Thursday, September 5, 2013

Hard

The process of writing is entirely grasping at straws. 

It's the first game of football season, Ravens/Broncos. I've been spending the evening at my local haunt, the Second Chance in Oakland Mills. I've been hiding my eyes between tight hands, raising my arms, shouting and cursing and feeling passionate. I've taken moments away from the game, in the bathroom, belting out Sinatra and being young. I've spent the evening texting my best friend, Jamie, as we watch the game separately. Now, back at home, my husband is upstairs watching the second half and I am, as always, out on the porch. 

I'm listening to music. 

I adore football, in a way I never thought I would. I've written a bit on my childhood here, but to reiterate, I was not raised in the Ravens Nation. Rather, I was raised in albums, in Berlioz, in Poulenc, in the soundtrack to Henry and June. I was music, from the late Friday nights in the back garden with Jazz to the early Saturday afternoons with the broadcast from the Met. I never knew there was anything else. 

But now, oh, how I love football.
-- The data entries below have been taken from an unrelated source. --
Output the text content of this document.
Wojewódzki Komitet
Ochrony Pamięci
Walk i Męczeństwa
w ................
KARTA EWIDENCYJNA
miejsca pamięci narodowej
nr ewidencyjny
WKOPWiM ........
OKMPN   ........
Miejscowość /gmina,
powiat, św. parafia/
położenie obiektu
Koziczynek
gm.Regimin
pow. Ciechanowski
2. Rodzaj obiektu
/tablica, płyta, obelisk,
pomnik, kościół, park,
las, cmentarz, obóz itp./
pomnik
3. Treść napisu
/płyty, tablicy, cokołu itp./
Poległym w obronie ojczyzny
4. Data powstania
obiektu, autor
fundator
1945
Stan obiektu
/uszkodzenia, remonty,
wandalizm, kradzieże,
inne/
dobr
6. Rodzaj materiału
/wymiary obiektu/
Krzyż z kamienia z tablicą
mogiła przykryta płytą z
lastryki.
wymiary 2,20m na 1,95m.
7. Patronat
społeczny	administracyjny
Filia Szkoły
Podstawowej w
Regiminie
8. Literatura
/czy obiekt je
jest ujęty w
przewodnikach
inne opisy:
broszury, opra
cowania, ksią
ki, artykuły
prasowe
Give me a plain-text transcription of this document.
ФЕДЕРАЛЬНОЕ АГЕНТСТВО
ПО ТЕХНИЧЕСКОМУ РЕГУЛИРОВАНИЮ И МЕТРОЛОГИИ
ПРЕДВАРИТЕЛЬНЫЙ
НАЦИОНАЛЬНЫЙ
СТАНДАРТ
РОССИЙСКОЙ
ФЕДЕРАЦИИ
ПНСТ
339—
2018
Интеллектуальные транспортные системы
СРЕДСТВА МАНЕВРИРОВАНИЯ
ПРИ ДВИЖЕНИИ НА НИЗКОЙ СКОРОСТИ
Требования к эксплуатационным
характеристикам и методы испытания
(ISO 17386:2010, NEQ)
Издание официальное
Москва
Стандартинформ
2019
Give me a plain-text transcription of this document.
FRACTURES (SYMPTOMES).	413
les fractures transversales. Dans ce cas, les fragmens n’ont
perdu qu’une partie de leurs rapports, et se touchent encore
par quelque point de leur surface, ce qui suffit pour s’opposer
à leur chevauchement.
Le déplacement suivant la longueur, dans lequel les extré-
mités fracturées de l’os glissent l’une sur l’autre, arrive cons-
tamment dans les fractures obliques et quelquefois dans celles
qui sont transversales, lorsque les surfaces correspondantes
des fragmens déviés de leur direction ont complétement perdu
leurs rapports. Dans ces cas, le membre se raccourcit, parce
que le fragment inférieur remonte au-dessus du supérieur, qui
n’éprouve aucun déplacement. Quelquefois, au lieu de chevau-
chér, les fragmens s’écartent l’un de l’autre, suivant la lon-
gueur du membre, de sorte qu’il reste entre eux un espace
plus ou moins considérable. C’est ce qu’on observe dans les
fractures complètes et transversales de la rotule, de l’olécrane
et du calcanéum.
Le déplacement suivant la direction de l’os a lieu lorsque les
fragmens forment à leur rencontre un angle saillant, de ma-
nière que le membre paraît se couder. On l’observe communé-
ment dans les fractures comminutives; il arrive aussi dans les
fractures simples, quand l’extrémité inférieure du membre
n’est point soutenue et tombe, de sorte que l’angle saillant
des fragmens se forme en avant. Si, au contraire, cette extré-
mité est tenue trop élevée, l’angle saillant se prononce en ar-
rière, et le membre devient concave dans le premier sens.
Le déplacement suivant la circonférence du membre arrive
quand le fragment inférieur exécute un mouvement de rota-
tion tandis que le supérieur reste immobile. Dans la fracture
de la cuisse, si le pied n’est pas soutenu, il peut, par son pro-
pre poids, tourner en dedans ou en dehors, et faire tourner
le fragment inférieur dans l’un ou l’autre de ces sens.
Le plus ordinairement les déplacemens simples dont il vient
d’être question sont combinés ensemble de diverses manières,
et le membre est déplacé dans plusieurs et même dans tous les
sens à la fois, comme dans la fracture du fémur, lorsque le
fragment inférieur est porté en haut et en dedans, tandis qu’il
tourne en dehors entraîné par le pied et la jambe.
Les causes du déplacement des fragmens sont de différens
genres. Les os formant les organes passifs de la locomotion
Watching the game tonight, I expected that I would write about how football and the American identity are intertwined. I had this whole thing about consumption and fellow-feeling and the Roman games. I had a dialogue prepared between me and my mother, in which she told me I could be anything except a ballerina and a professional football player. I had all of that. 

But here I am, on the porch, feeling something else entirely. 

If writing is grasping at straws, so am I. So is life. 

In everything I've done - in Puccini, in Satie, in Charpentier - I have never felt young. I was always the "old soul" in the group. There I was, with the opera length gloves, the feather boa, the fanfiction habit I couldn't kick, the teeth dyed blue with cheap red wine, and I was old. And suddenly, tonight, I feel terribly young in a way I couldn't before. And I feel old, too. My husband, upstairs, watching the remainder of a game which is apparently not going well, and me, on the porch, listening to music and the crickets and the beat of night. 

Grasping at straws. 

Maybe football isn't quite this complicated to other people - maybe music isn't, either. But I'm sitting on the porch utterly paralyzed by some kind of internal choice - to be old, to be young. To join my husband, to listen to music and feel like my teenaged/middle-aged self. I honestly don't know what to do. 

I could go on and on here, as I usually do. Maybe tomorrow I will write that post about football and consumption and glee. But the more I think about it, the longer I sit here on the porch by myself, I think that the straws I grasp are only the shreds of an identity limited by a narrow experience. And frankly, as much as I love listening to my music, I love spending time with my husband more. 

Good night, y'all. And Ball So Hard.